The loans would be paid back between 2028 and 2050. This can be done in various ways. Member States could agree to pay more into the common EU budget in future MFFs. They could cut expenditure to create headroom in future MFFs to pay back the loans. Or, the Commission’s dream, the Union would be given additional own resources. Proposals on additional new own resources reflect ideas that the Commission has previously put forward. They include a possible planned extension of the emissions trading scheme to cover maritime transport and aviation, a carbon border adjustment mechanism to counterbalance imports of cheap products from abroad or a new digital tax on companies with a global annual turnover of above €750 million. The Commission has promised to table proposals on these possible revenue sources at a later stage of the financial period.
Importantly, the Commission has signalled, in a gesture to the frugal four, that it is not realistic to pursue the phasing out of national rebates within the next financial period and this will only be possible over a longer period.

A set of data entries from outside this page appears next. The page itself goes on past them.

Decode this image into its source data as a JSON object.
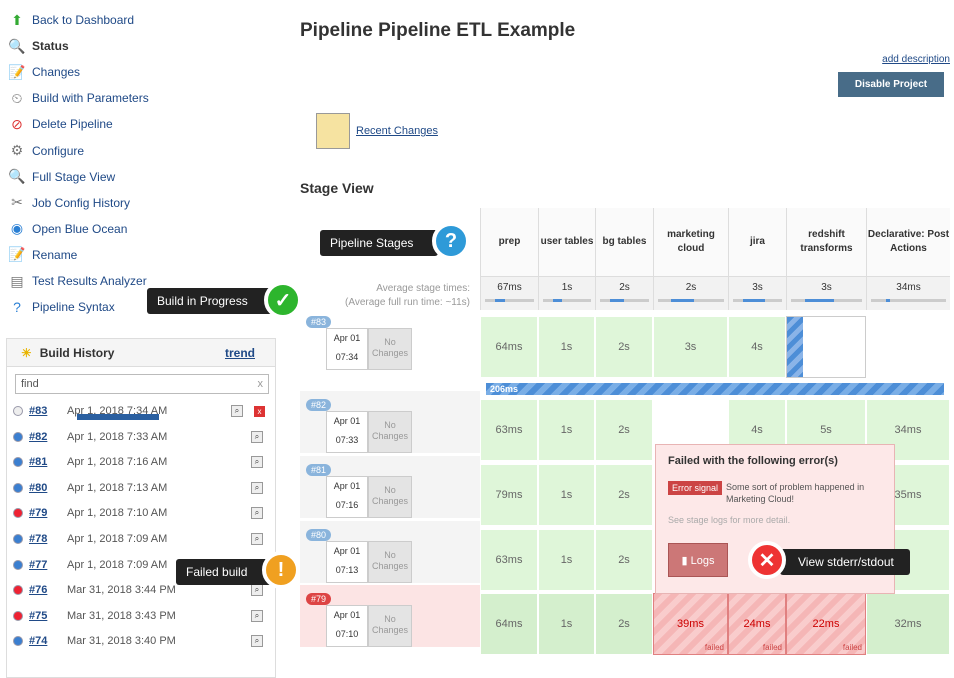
{
  "sidebar": {
    "items": [
      {
        "label": "Back to Dashboard",
        "icon": "arrow-up-icon"
      },
      {
        "label": "Status",
        "icon": "search-icon"
      },
      {
        "label": "Changes",
        "icon": "notepad-icon"
      },
      {
        "label": "Build with Parameters",
        "icon": "clock-icon"
      },
      {
        "label": "Delete Pipeline",
        "icon": "no-entry-icon"
      },
      {
        "label": "Configure",
        "icon": "gear-icon"
      },
      {
        "label": "Full Stage View",
        "icon": "search-icon"
      },
      {
        "label": "Job Config History",
        "icon": "tools-icon"
      },
      {
        "label": "Open Blue Ocean",
        "icon": "blue-ocean-icon"
      },
      {
        "label": "Rename",
        "icon": "notepad-icon"
      },
      {
        "label": "Test Results Analyzer",
        "icon": "chart-icon"
      },
      {
        "label": "Pipeline Syntax",
        "icon": "help-icon"
      }
    ]
  },
  "build_history": {
    "title": "Build History",
    "trend": "trend",
    "find": "find",
    "clear": "x",
    "rows": [
      {
        "num": "#83",
        "date": "Apr 1, 2018 7:34 AM",
        "status": "running"
      },
      {
        "num": "#82",
        "date": "Apr 1, 2018 7:33 AM",
        "status": "success"
      },
      {
        "num": "#81",
        "date": "Apr 1, 2018 7:16 AM",
        "status": "success"
      },
      {
        "num": "#80",
        "date": "Apr 1, 2018 7:13 AM",
        "status": "success"
      },
      {
        "num": "#79",
        "date": "Apr 1, 2018 7:10 AM",
        "status": "failed"
      },
      {
        "num": "#78",
        "date": "Apr 1, 2018 7:09 AM",
        "status": "success"
      },
      {
        "num": "#77",
        "date": "Apr 1, 2018 7:09 AM",
        "status": "success"
      },
      {
        "num": "#76",
        "date": "Mar 31, 2018 3:44 PM",
        "status": "failed"
      },
      {
        "num": "#75",
        "date": "Mar 31, 2018 3:43 PM",
        "status": "failed"
      },
      {
        "num": "#74",
        "date": "Mar 31, 2018 3:40 PM",
        "status": "success"
      }
    ]
  },
  "main": {
    "title": "Pipeline Pipeline ETL Example",
    "add_description": "add description",
    "disable": "Disable Project",
    "recent_changes": "Recent Changes",
    "stage_view": "Stage View",
    "avg_label_1": "Average stage times:",
    "avg_label_2": "(Average full run time: ~11s)"
  },
  "stages": [
    {
      "name": "prep",
      "avg": "67ms",
      "avg_fill": 0.2
    },
    {
      "name": "user tables",
      "avg": "1s",
      "avg_fill": 0.2
    },
    {
      "name": "bg tables",
      "avg": "2s",
      "avg_fill": 0.3
    },
    {
      "name": "marketing cloud",
      "avg": "2s",
      "avg_fill": 0.35
    },
    {
      "name": "jira",
      "avg": "3s",
      "avg_fill": 0.45
    },
    {
      "name": "redshift transforms",
      "avg": "3s",
      "avg_fill": 0.4
    },
    {
      "name": "Declarative: Post Actions",
      "avg": "34ms",
      "avg_fill": 0.05
    }
  ],
  "runs": [
    {
      "tag": "#83",
      "month": "Apr 01",
      "time": "07:34",
      "changes": "No Changes",
      "cells": [
        "64ms",
        "1s",
        "2s",
        "3s",
        "4s",
        "",
        ""
      ],
      "progress": "206ms"
    },
    {
      "tag": "#82",
      "month": "Apr 01",
      "time": "07:33",
      "changes": "No Changes",
      "cells": [
        "63ms",
        "1s",
        "2s",
        "",
        "4s",
        "5s",
        "34ms"
      ]
    },
    {
      "tag": "#81",
      "month": "Apr 01",
      "time": "07:16",
      "changes": "No Changes",
      "cells": [
        "79ms",
        "1s",
        "2s",
        "",
        "",
        "",
        "35ms"
      ]
    },
    {
      "tag": "#80",
      "month": "Apr 01",
      "time": "07:13",
      "changes": "No Changes",
      "cells": [
        "63ms",
        "1s",
        "2s",
        "",
        "",
        "",
        ""
      ]
    },
    {
      "tag": "#79",
      "month": "Apr 01",
      "time": "07:10",
      "changes": "No Changes",
      "cells": [
        "64ms",
        "1s",
        "2s",
        "39ms",
        "24ms",
        "22ms",
        "32ms"
      ],
      "failed": "failed"
    }
  ],
  "popup": {
    "title": "Failed with the following error(s)",
    "signal": "Error signal",
    "message": "Some sort of problem happened in Marketing Cloud!",
    "see": "See stage logs for more detail.",
    "logs": "Logs"
  },
  "callouts": {
    "stages": "Pipeline Stages",
    "progress": "Build in Progress",
    "failed": "Failed build",
    "stderr": "View stderr/stdout"
  }
}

The Commission has invited EU leaders and co-legislators to “examine these proposals rapidly” with a view to hammering out a political agreement at European Council level by July 2020. Officials pledge to “then work closely with the EP & Council to finalise an agreement on the future long-term framework & the accompanying sectoral programmes” in the early autumn, so the new Community budget is “up and running and driving Europe’s recovery on Jan 1, 2021.”
The Commission proposal is a well-judged response to the economic state in which Europe finds itself and builds on some solid technical work by the Commission services. It is a radical proposal that would exceptionally allow the EU to borrow and run a deficit to finance the recovery. Pascal Lamy has likened it to “crossing the Rubicon for member states”. For that reason, its passage is by no means secure.
The Commission proposal for the borrowing against the security of increased EU government guarantees for the 2021-2027 budget will be discussed by EU leaders at a European Council meeting on June 19th. Initial reactions from Member States suggest it is unlikely to get immediate approval because states are wary of taking on extra risk. Linking the recovery fund to agreement on the MFF is a gamble given that talks on the latter have been at a stalemate for two years. Chancellor Merkel has suggested that an agreement is more likely in the second half of the year under the German Presidency. At this point, the chemistry between the two German women who have previously worked together, Merkel and von der Leyen, will be crucial. It must be recalled that it is not only the European Council leaders as well as the European Parliament who must sign off on the final agreement, but also each and every national parliament. It will be important that the frugal four (or five, if we include Finland) realise that failure to support the Commission’s proposal now will cost them far more in lost GDP after 2028 than what they will expect to pay back in loan repayments.
It is already clear that the decisions to be taken over the coming weeks and months will be a defining moment for the European project.